O afeto de Don Mário

Mauro Santayanna

Mário Palmério devia ter feito sua a divisa do poeta latino Terêncio: nada que se refere ao homem lhe foi estranho. Poucos de seus contemporâneos viveram tanto como ele viveu, porque Mário soube dividir seu tempo entre aprender e ensinar, entre ouvir e escrever, sem que se descuidasse de sua cidadania ativa, como militante político, deputado federal e embaixador do Brasil no Paraguai.

Agostinho da Silva, a quem a universidade brasileira deve muito, ensinava que o homem não nasceu para trabalhar, nasceu para criar. Mário fez de sua vida ato permanente de criação. Começou criando escolas, para depois criar seus vigorosos cavaleiros do chapadão, seus heróis modestos, seus bichos sabedores. Representando o Brasil em Assunção, em tempo de ásperas transições (e que tempos não são ásperos?) Mário compreendeu que não se entende um povo sem entender sua alma. O bom diplomata é aquele que fala bem a língua do país em que trabalha.

Se os paraguaios usam o espanhol para a razão, usam o guarani e, por extensão, a guarânia, para o afeto. Mário tratou logo de conhecer os sintagmas da guarânia e, com eles, falar aos vizinhos.


Tive o privilégio de acompanhar de perto os passos de Mário Palmério em Assunção. Percorremos, algumas vezes na doce companhia de Lívio Abramo, as noites quentes da cidade ribeirinha. De tal maneira ela o aceitou que nenhum outro diplomata estrangeiro naquele tempo foi tão conhecido quanto Mário. Não porque fosse o embaixador do Paraguai, mas por ser Don Mário, com seus ternos brancos de linho, sua gravata borboleta, sua permanente disponibilidade para ouvir as pessoas simples do povo e as transformar, imediatamente, em amigos.

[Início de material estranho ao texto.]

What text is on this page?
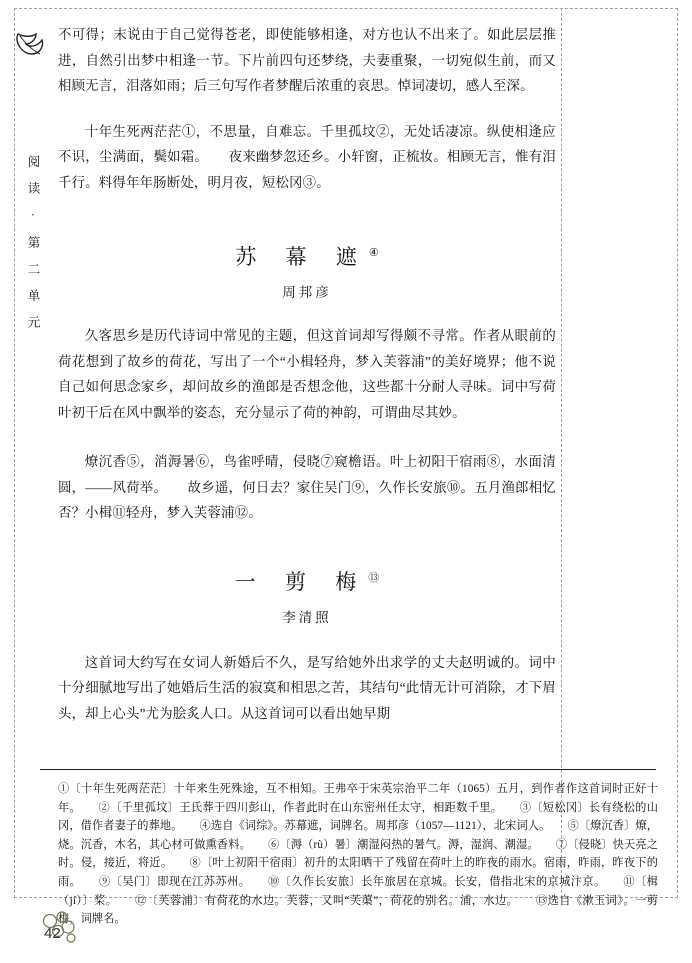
阅 读 · 第 二 单 元

不可得；末说由于自己觉得苍老，即使能够相逢，对方也认不出来了。如此层层推进，自然引出梦中相逢一节。下片前四句还梦绕，夫妻重聚，一切宛似生前，而又相顾无言，泪落如雨；后三句写作者梦醒后浓重的哀思。悼词凄切，感人至深。

十年生死两茫茫①，不思量，自难忘。千里孤坟②，无处话凄凉。纵使相逢应不识，尘满面，鬓如霜。　　夜来幽梦忽还乡。小轩窗，正梳妆。相顾无言，惟有泪千行。料得年年肠断处，明月夜，短松冈③。

苏 幕 遮④

周邦彦

久客思乡是历代诗词中常见的主题，但这首词却写得颇不寻常。作者从眼前的荷花想到了故乡的荷花，写出了一个“小楫轻舟，梦入芙蓉浦”的美好境界；他不说自己如何思念家乡，却问故乡的渔郎是否想念他，这些都十分耐人寻味。词中写荷叶初干后在风中飘举的姿态，充分显示了荷的神韵，可谓曲尽其妙。

燎沉香⑤，消溽暑⑥，鸟雀呼晴，侵晓⑦窥檐语。叶上初阳干宿雨⑧，水面清圆，——风荷举。　　故乡遥，何日去？家住吴门⑨，久作长安旅⑩。五月渔郎相忆否？小楫⑪轻舟，梦入芙蓉浦⑫。

一 剪 梅⑬

李清照

这首词大约写在女词人新婚后不久，是写给她外出求学的丈夫赵明诚的。词中十分细腻地写出了她婚后生活的寂寞和相思之苦，其结句“此情无计可消除，才下眉头，却上心头”尤为脍炙人口。从这首词可以看出她早期

①〔十年生死两茫茫〕十年来生死殊途，互不相知。王弗卒于宋英宗治平二年（1065）五月，到作者作这首词时正好十年。　　②〔千里孤坟〕王氏葬于四川彭山，作者此时在山东密州任太守，相距数千里。　　③〔短松冈〕长有绕松的山冈，借作者妻子的葬地。　　④选自《词综》。苏幕遮，词牌名。周邦彦（1057—1121），北宋词人。　　⑤〔燎沉香〕燎，烧。沉香，木名，其心材可做熏香料。　　⑥〔溽（rù）暑〕潮湿闷热的暑气。溽，湿润、潮湿。　　⑦〔侵晓〕快天亮之时。侵，接近，将近。　　⑧〔叶上初阳干宿雨〕初升的太阳晒干了残留在荷叶上的昨夜的雨水。宿雨，昨雨，昨夜下的雨。　　⑨〔吴门〕即现在江苏苏州。　　⑩〔久作长安旅〕长年旅居在京城。长安，借指北宋的京城汴京。　　⑪〔楫（jí）〕桨。　　⑫〔芙蓉浦〕有荷花的水边。芙蓉，又叫“芙蕖”，荷花的别名。浦，水边。　　⑬选自《漱玉词》。一剪梅，词牌名。

42
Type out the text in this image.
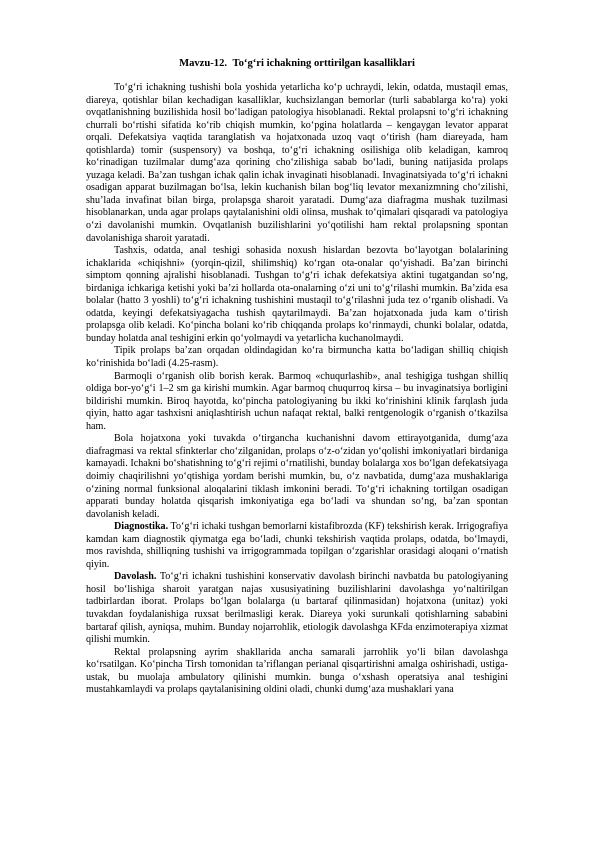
Mavzu-12. To‘g‘ri ichakning orttirilgan kasalliklari

To‘g‘ri ichakning tushishi bola yoshida yetarlicha ko‘p uchraydi, lekin, odatda, mustaqil emas, diareya, qotishlar bilan kechadigan kasalliklar, kuchsizlangan bemorlar (turli sabablarga ko‘ra) yoki ovqatlanishning buzilishida hosil bo‘ladigan patologiya hisoblanadi. Rektal prolapsni to‘g‘ri ichakning churrali bo‘rtishi sifatida ko‘rib chiqish mumkin, ko‘pgina holatlarda – kengaygan levator apparat orqali. Defekatsiya vaqtida taranglatish va hojatxonada uzoq vaqt o‘tirish (ham diareyada, ham qotishlarda) tomir (suspensory) va boshqa, to‘g‘ri ichakning osilishiga olib keladigan, kamroq ko‘rinadigan tuzilmalar dumg‘aza qorining cho‘zilishiga sabab bo‘ladi, buning natijasida prolaps yuzaga keladi. Ba’zan tushgan ichak qalin ichak invaginati hisoblanadi. Invaginatsiyada to‘g‘ri ichakni osadigan apparat buzilmagan bo‘lsa, lekin kuchanish bilan bog‘liq levator mexanizmning cho‘zilishi, shu’lada invafinat bilan birga, prolapsga sharoit yaratadi. Dumg‘aza diafragma mushak tuzilmasi hisoblanarkan, unda agar prolaps qaytalanishini oldi olinsa, mushak to‘qimalari qisqaradi va patologiya o‘zi davolanishi mumkin. Ovqatlanish buzilishlarini yo‘qotilishi ham rektal prolapsning spontan davolanishiga sharoit yaratadi.

Tashxis, odatda, anal teshigi sohasida noxush hislardan bezovta bo‘layotgan bolalarining ichaklarida «chiqishni» (yorqin-qizil, shilimshiq) ko‘rgan ota-onalar qo‘yishadi. Ba’zan birinchi simptom qonning ajralishi hisoblanadi. Tushgan to‘g‘ri ichak defekatsiya aktini tugatgandan so‘ng, birdaniga ichkariga ketishi yoki ba’zi hollarda ota-onalarning o‘zi uni to‘g‘rilashi mumkin. Ba’zida esa bolalar (hatto 3 yoshli) to‘g‘ri ichakning tushishini mustaqil to‘g‘rilashni juda tez o‘rganib olishadi. Va odatda, keyingi defekatsiyagacha tushish qaytarilmaydi. Ba’zan hojatxonada juda kam o‘tirish prolapsga olib keladi. Ko‘pincha bolani ko‘rib chiqqanda prolaps ko‘rinmaydi, chunki bolalar, odatda, bunday holatda anal teshigini erkin qo‘yolmaydi va yetarlicha kuchanolmaydi.

Tipik prolaps ba’zan orqadan oldindagidan ko‘ra birmuncha katta bo‘ladigan shilliq chiqish ko‘rinishida bo‘ladi (4.25-rasm).

Barmoqli o‘rganish olib borish kerak. Barmoq «chuqurlashib», anal teshigiga tushgan shilliq oldiga bor-yo‘g‘i 1–2 sm ga kirishi mumkin. Agar barmoq chuqurroq kirsa – bu invaginatsiya borligini bildirishi mumkin. Biroq hayotda, ko‘pincha patologiyaning bu ikki ko‘rinishini klinik farqlash juda qiyin, hatto agar tashxisni aniqlashtirish uchun nafaqat rektal, balki rentgenologik o‘rganish o‘tkazilsa ham.

Bola hojatxona yoki tuvakda o‘tirgancha kuchanishni davom ettirayotganida, dumg‘aza diafragmasi va rektal sfinkterlar cho‘zilganidan, prolaps o‘z-o‘zidan yo‘qolishi imkoniyatlari birdaniga kamayadi. Ichakni bo‘shatishning to‘g‘ri rejimi o‘rnatilishi, bunday bolalarga xos bo‘lgan defekatsiyaga doimiy chaqirilishni yo‘qtishiga yordam berishi mumkin, bu, o‘z navbatida, dumg‘aza mushaklariga o‘zining normal funksional aloqalarini tiklash imkonini beradi. To‘g‘ri ichakning tortilgan osadigan apparati bunday holatda qisqarish imkoniyatiga ega bo‘ladi va shundan so‘ng, ba’zan spontan davolanish keladi.

Diagnostika. To‘g‘ri ichaki tushgan bemorlarni kistafibrozda (KF) tekshirish kerak. Irrigografiya kamdan kam diagnostik qiymatga ega bo‘ladi, chunki tekshirish vaqtida prolaps, odatda, bo‘lmaydi, mos ravishda, shilliqning tushishi va irrigogrammada topilgan o‘zgarishlar orasidagi aloqani o‘rnatish qiyin.

Davolash. To‘g‘ri ichakni tushishini konservativ davolash birinchi navbatda bu patologiyaning hosil bo‘lishiga sharoit yaratgan najas xususiyatining buzilishlarini davolashga yo‘naltirilgan tadbirlardan iborat. Prolaps bo‘lgan bolalarga (u bartaraf qilinmasidan) hojatxona (unitaz) yoki tuvakdan foydalanishiga ruxsat berilmasligi kerak. Diareya yoki surunkali qotishlarning sababini bartaraf qilish, ayniqsa, muhim. Bunday nojarrohlik, etiologik davolashga KFda enzimoterapiya xizmat qilishi mumkin.

Rektal prolapsning ayrim shakllarida ancha samarali jarrohlik yo‘li bilan davolashga ko‘rsatilgan. Ko‘pincha Tirsh tomonidan ta’riflangan perianal qisqartirishni amalga oshirishadi, ustiga-ustak, bu muolaja ambulatory qilinishi mumkin. bunga o‘xshash operatsiya anal teshigini mustahkamlaydi va prolaps qaytalanisining oldini oladi, chunki dumg‘aza mushaklari yana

Do governo brasileiro, Mário levara ao governo paraguaio suas cartas credenciais. Mas, do povo brasileiro ao povo paraguaio, o fundador da Universidade de Uberaba levou a Assunção o recado credenciador dos vaqueiros, dos barranqueiros, dos andarilhos. Esse recado ele o traduziu na sedutora linguagem de Saudade.

É bom que, nos cinqüenta anos da Universidade de Uberaba, o fundador seja lembrado com esta aula de diplomacia e de sentimentos: os versos e os acordes de sua guarânia.


Texto retirado do encarte do CD "Noche de Asunción"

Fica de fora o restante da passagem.